Trust is taught and built when you least expect it. It isn’t in the large, loud, dramatic moments. It happens in the quiet, everyday-ness of life. It is taught through demonstration and not by lectures, never by punishment.
Show your children trust by keeping their private lives private. Ask their permission before posting on social media and don’t post if they don’t give their permission. Don’t talk about their every misstep with all of your friends and relatives. It is ironic that adults wouldn’t want their loved ones to call the neighbors every time they made a mistake, but we do that to children. If you wouldn’t want your children to tell their peers when you misbehave, don’t do it to them.

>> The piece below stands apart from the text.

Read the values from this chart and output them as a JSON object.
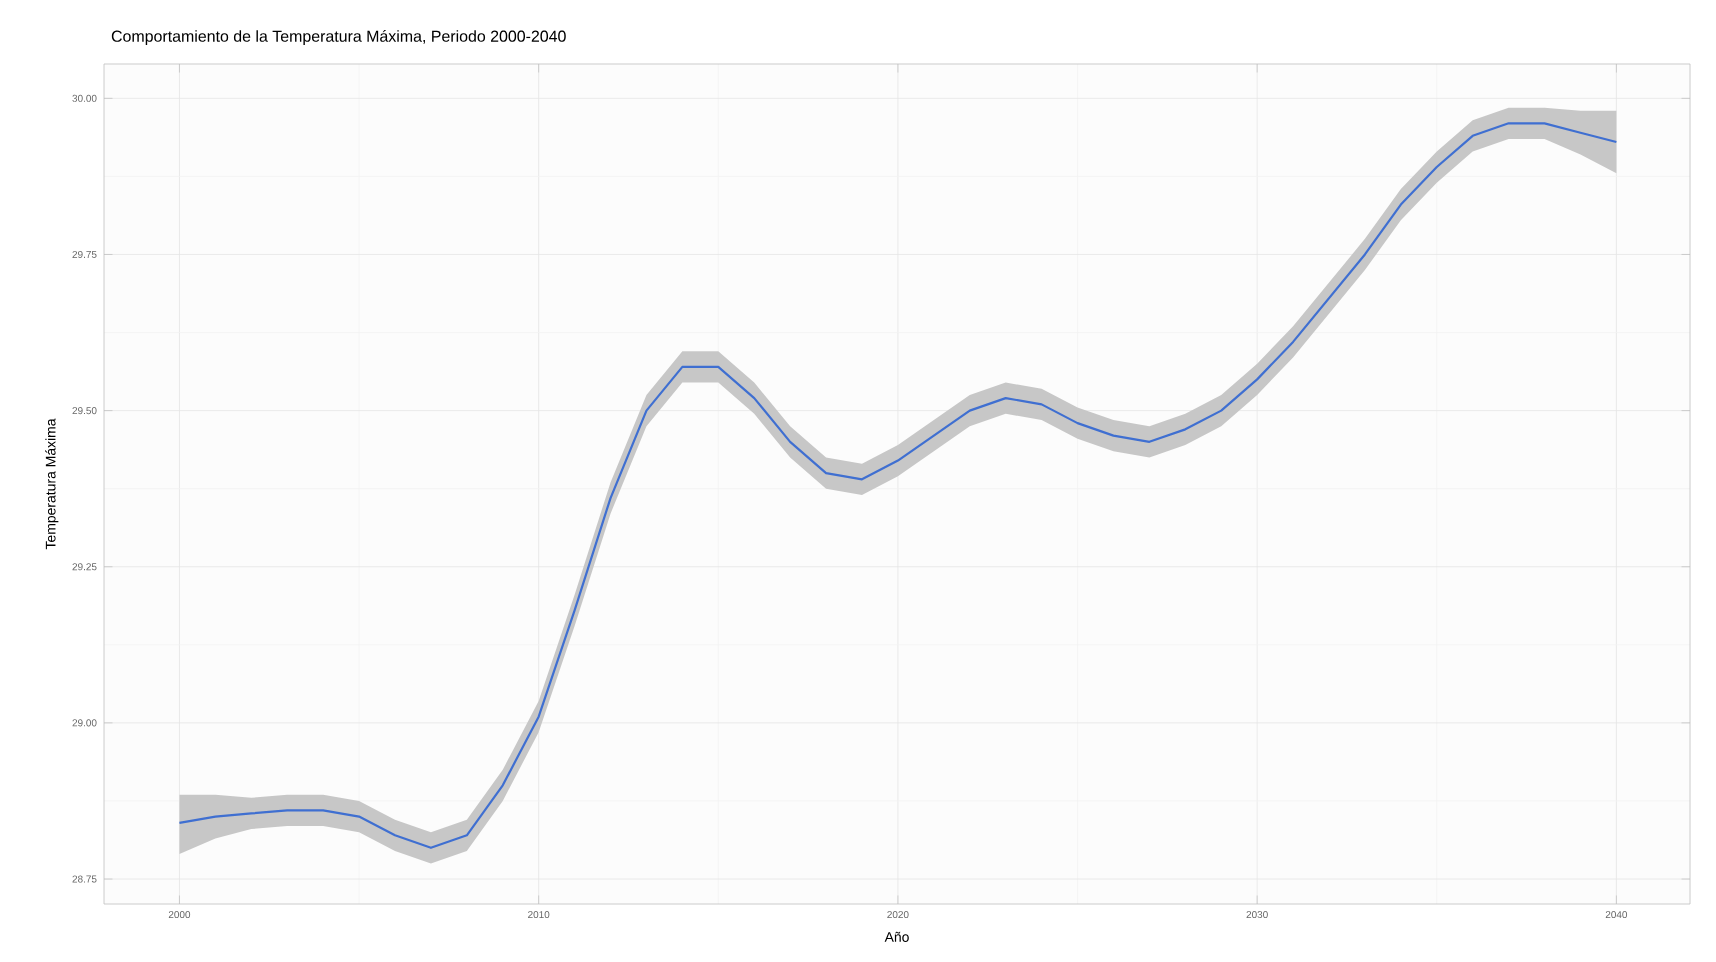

When your children as a question, tell them the truth. They won’t ask until they are ready to hear the answer. They will ask about the tooth fairy, Santa and other childhood stories when they want to know. If you have built a good relationship, they may ask you about sexuality, drinking and drugs. They need to know simple truth from you.
Keep every one of your promises. Don’t even hint about things you may not be able to do. Children believe you when you say you will take them to the park or buy a new toy…until they can’t believe you anymore. Show them that you only say what is possible and that you are one of the very few people in this word that they can count on.
The pivotal moments in every relationship are the moments we barely think about. They are the moments when you kept your word or you didn’t. They are the moments when you chose not to gossip but to do what you say by keeping some things in the family. Trust is built by respecting the needs, privacy and humanity of others. It’s true for you in your adult relationships and it’s how you build a lifelong trusting relationship with your children.